My constituents who are trying to get into community college, university or technical school know what the reality is trying to go through the door, trying to get into those schools and realizing that tuition fees are too high. Even if they are successful in going through the entrance, what are they then faced with? The next barrier is a massive student debt.
The average student debt a few years ago was around $13,000. Today the average student debtload is $25,000. Why is that? We can relate it directly back to the federal government which has shirked its responsibility to provide adequate funding for post-secondary education.
In the last month we have heard a lot about the millennium fund and how this will answer all our problems and needs. As the millennium fund begins to unfold and as students, young people and Canadians begin to understand what the millennium fund is all about people will realize it will not even come close to compensating for the massive cuts we have faced in post-secondary education.
What the government chose to do was rather than increasing its support to public post-secondary education that could have been contained in Bill C-28, it provided a scholarship grant program through a private foundation that only begins in the year 2000. Students will still be facing very high tuition fees because universities and colleges are forced to raise tuition fees to compensate for the decreasing funds from the federal government.
The impact of the bill, the lack of funding and the cutbacks in the Canada health and social transfer are not just felt in my riding, they are felt right across the country.

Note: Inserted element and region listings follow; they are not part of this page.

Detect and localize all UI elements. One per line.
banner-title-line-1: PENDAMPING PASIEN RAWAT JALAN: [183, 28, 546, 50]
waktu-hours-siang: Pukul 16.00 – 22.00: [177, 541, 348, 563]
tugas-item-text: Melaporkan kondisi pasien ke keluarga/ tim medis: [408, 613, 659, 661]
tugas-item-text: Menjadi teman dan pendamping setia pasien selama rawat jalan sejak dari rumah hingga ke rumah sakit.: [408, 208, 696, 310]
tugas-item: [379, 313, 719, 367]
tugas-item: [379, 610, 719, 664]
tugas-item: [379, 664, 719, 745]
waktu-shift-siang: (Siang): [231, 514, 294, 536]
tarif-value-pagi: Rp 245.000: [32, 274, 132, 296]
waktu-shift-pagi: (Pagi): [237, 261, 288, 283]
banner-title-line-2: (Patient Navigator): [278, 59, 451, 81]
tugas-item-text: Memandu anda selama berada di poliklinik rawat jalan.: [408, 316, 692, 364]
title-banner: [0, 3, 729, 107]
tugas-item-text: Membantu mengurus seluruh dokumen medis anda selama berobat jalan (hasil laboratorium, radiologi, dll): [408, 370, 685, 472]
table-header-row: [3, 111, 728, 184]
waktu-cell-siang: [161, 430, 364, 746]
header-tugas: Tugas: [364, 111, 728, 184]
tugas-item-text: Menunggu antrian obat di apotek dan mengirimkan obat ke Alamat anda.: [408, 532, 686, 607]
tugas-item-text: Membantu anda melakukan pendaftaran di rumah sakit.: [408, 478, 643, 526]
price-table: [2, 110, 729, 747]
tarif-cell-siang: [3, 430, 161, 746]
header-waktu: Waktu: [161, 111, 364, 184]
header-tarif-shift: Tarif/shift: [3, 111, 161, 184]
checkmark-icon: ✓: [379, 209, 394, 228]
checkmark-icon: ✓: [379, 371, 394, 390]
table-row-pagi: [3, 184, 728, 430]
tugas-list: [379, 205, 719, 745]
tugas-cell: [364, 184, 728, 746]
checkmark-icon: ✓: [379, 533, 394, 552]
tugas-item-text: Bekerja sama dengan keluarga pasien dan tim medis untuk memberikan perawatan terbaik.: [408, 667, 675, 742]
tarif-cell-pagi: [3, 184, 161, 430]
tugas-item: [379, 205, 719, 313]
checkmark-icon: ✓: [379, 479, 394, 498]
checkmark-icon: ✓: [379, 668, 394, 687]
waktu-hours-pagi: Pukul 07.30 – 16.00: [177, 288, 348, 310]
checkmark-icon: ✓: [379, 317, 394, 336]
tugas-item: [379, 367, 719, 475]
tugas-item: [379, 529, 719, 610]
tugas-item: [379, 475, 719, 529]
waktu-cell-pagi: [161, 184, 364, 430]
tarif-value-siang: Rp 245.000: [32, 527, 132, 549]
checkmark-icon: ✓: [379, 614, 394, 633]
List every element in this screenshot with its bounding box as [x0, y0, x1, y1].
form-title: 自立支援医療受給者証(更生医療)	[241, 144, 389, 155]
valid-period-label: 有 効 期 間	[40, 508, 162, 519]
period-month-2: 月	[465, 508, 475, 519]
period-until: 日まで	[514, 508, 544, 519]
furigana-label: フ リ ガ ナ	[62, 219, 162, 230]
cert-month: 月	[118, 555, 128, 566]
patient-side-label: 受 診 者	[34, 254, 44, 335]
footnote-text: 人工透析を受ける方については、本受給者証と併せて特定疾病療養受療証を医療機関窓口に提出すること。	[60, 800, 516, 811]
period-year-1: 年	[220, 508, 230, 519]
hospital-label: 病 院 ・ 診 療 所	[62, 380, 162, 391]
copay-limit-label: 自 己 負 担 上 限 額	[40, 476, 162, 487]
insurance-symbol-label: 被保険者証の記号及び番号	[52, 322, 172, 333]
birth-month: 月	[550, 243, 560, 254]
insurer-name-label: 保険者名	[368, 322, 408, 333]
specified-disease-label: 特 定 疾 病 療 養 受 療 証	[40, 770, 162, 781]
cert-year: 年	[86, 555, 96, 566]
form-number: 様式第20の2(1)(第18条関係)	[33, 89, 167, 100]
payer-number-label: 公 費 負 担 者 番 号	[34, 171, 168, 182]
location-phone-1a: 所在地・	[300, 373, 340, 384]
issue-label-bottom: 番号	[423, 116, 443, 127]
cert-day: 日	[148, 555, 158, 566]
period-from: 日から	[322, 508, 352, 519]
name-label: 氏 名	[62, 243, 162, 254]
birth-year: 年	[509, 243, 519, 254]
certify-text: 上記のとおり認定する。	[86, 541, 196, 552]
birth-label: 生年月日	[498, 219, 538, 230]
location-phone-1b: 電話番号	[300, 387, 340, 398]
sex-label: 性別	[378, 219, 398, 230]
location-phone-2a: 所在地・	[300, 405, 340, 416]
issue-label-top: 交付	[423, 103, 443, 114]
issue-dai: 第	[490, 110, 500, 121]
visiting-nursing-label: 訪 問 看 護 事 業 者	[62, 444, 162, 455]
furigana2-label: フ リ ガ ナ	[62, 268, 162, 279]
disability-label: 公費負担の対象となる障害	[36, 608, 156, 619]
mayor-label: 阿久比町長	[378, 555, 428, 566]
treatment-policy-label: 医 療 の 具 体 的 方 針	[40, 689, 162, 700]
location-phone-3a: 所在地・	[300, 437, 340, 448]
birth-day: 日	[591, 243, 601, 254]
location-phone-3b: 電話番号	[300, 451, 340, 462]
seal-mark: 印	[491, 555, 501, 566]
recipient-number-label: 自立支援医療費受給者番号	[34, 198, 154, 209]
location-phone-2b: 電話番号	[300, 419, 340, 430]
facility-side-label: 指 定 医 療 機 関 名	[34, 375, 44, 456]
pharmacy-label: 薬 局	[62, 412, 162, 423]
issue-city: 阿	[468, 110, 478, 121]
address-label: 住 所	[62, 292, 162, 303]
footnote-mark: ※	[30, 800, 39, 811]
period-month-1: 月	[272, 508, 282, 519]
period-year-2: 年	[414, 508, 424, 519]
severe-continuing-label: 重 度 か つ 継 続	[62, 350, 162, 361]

Even here in Ottawa there was a very interesting situation yesterday where students at Carleton University organized a vote on several key questions involving post-secondary education because they are so concerned with what is going on in their own educational environment.
To refer to the material they have distributed to students in that facility, they said that recent decisions by the provincial government give the board of governors and the management of Carleton University the power to raise tuition fees for undergraduate students up to 20% over the next two years and to deregulate tuition fees for graduate students.
The students say about the putting out of this material that they need to ask themselves who sets tuition rates and how. Ask the federal government which jettisoned national standards by ending direct funding for education in 1996 and it will say it is the provinces' responsibility. Ask provincial governments whose main response to decreased federal government was to make it easier for universities to raise tuition fees and they will refer you to the universities. Ask Carleton management and it blames both governments for cutting education funding. Who is telling the truth?
In a sense the responsibility for tuition fees has become offloaded to everybody and nobody. That is what students at Carleton University are facing as they put forward the questions in a vote that was held on the campus yesterday. The questions they posed to students at that facility are as follows. “Do you think the board of governors and the university management should freeze tuition for the next two academic years, 1998-99 and 1999-2000 at current levels, yes or no? Do you think Carleton should honour its obligations to tenured faculty and students when making decisions about closing programs, yes or no?”
The full results have not yet come out but I know from speaking to members at the university that they have had a very high vote and they expect a very high, resounding yes in answer to these questions.
In closing, this bill contains nothing of real measure to help Canadians.